Whether those things were in that garden out of a spiritual or an ornamental impulse, I can't say.  Beyond a certain point, the difference between the two is moot.  Despite what horror stories would have you believe, a fancy "devil" mask hanging on a suburban wall has no residual occult powers, out of context. Where do you go to see the great mediaeval altarpieces, or the religious masterpieces of the Renaissance?  The vast majority are now in museums or galleries, removed from the churches or cathedrals that commissioned them. Which is just as well, as I am constitutionally allergic to ecclesiastical interiors, probably because of my radical protestant roots and pagan inclinations:  I feel positively repelled by that cold, damp, sepulchral force-field emanating from most churches. But, more to the point, what are you supposed to feel or do, standing before these decorative relics of religiosity?  Do you pray, repenting the miserable imbalance of salvation and damnation in your life, or simply admire the choice of colours and brushwork?

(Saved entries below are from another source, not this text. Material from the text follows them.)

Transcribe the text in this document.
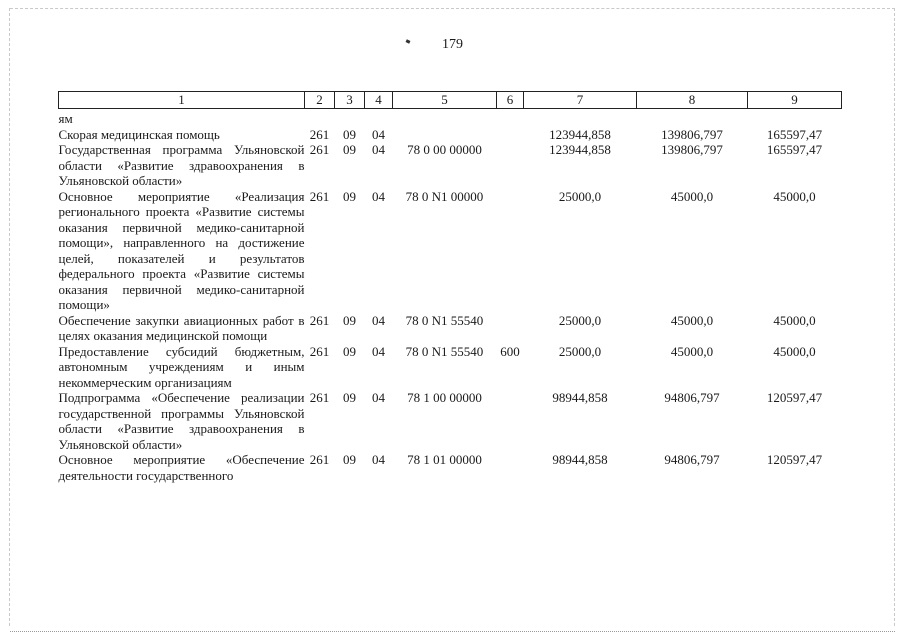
179
1	2	3	4	5	6	7	8	9
ям								
Скорая медицинская помощь	261	09	04			123944,858	139806,797	165597,47
Государственная программа Ульяновской области «Развитие здравоохранения в Ульяновской области»	261	09	04	78 0 00 00000		123944,858	139806,797	165597,47
Основное мероприятие «Реализация регионального проекта «Развитие системы оказания первичной медико-санитарной помощи», направленного на достижение целей, показателей и результатов федерального проекта «Развитие системы оказания первичной медико-санитарной помощи»	261	09	04	78 0 N1 00000		25000,0	45000,0	45000,0
Обеспечение закупки авиационных работ в целях оказания медицинской помощи	261	09	04	78 0 N1 55540		25000,0	45000,0	45000,0
Предоставление субсидий бюджетным, автономным учреждениям и иным некоммерческим организациям	261	09	04	78 0 N1 55540	600	25000,0	45000,0	45000,0
Подпрограмма «Обеспечение реализации государственной программы Ульяновской области «Развитие здравоохранения в Ульяновской области»	261	09	04	78 1 00 00000		98944,858	94806,797	120597,47
Основное мероприятие «Обеспечение деятельности государственного	261	09	04	78 1 01 00000		98944,858	94806,797	120597,47
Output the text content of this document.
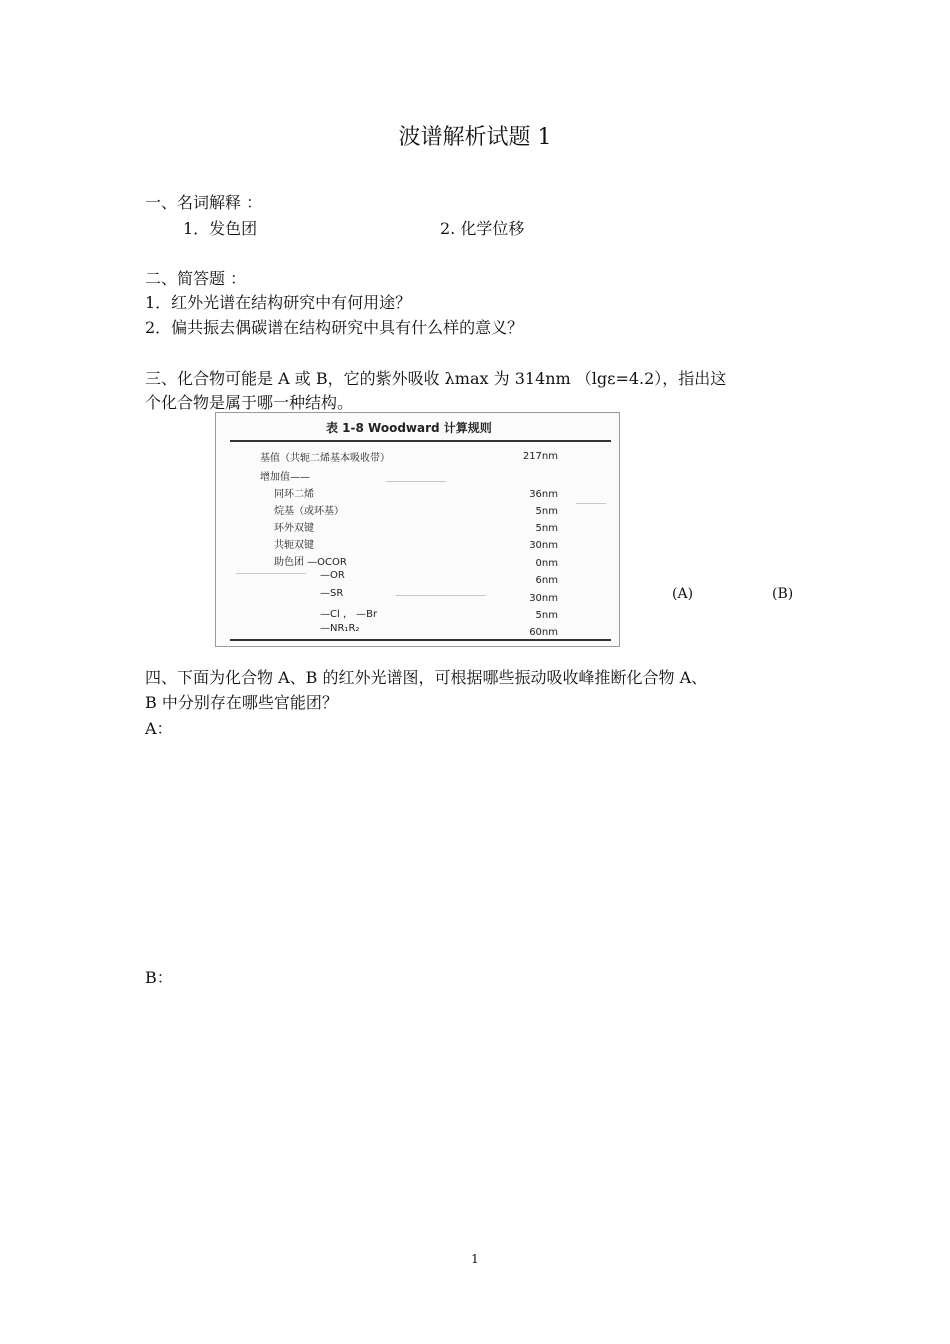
波谱解析试题 1
一、名词解释 ：
1．发色团	2. 化学位移
二、简答题 ：
1．红外光谱在结构研究中有何用途？
2．偏共振去偶碳谱在结构研究中具有什么样的意义？
三、化合物可能是 A 或 B，它的紫外吸收 λmax 为 314nm （lgε=4.2），指出这
个化合物是属于哪一种结构。
表 1-8 Woodward 计算规则
基值（共轭二烯基本吸收带）	217nm
增加值——
同环二烯	36nm
烷基（或环基）	5nm
环外双键	5nm
共轭双键	30nm
助色团 —OCOR	0nm
—OR	6nm
—SR	30nm
—Cl ， —Br	5nm
—NR₁R₂	60nm
(A)	(B)
四、下面为化合物 A、B 的红外光谱图，可根据哪些振动吸收峰推断化合物 A、
B 中分别存在哪些官能团？
A：
B：
1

Pentecost seems to point back, symbolically, to a real but dangerous desire for an overwhelming and unmediated experience of some ultimate but quite possibly savage Real Thing (just ask Semele).  Despite its claims, it has always seemed to me that religion is fairly poor at putting us in touch with any such Real Thing; indeed, much of theology seems to comes down to sophisticated ways of explaining away its absence.  The fakery and hysteria, the glossolalia, snake-handling and fire-walking of fringe sects do have a certain vitality by contrast, but have rather too much in common with self-harm for my taste, rather like someone deciding to set fire to their local mobile telephone mast, in order to get a better signal.  Hey, it could work!

And it shall come to pass in the last days, saith God, I will pour out of my Spirit upon all flesh: and your sons and your daughters shall prophesy, and your young men shall see visions, and your old men shall dream dreams.
Acts 2:17
Funnily enough, I have been having a lot of dreams lately...  Though if my kids are prophesying, they're keeping very quiet about it.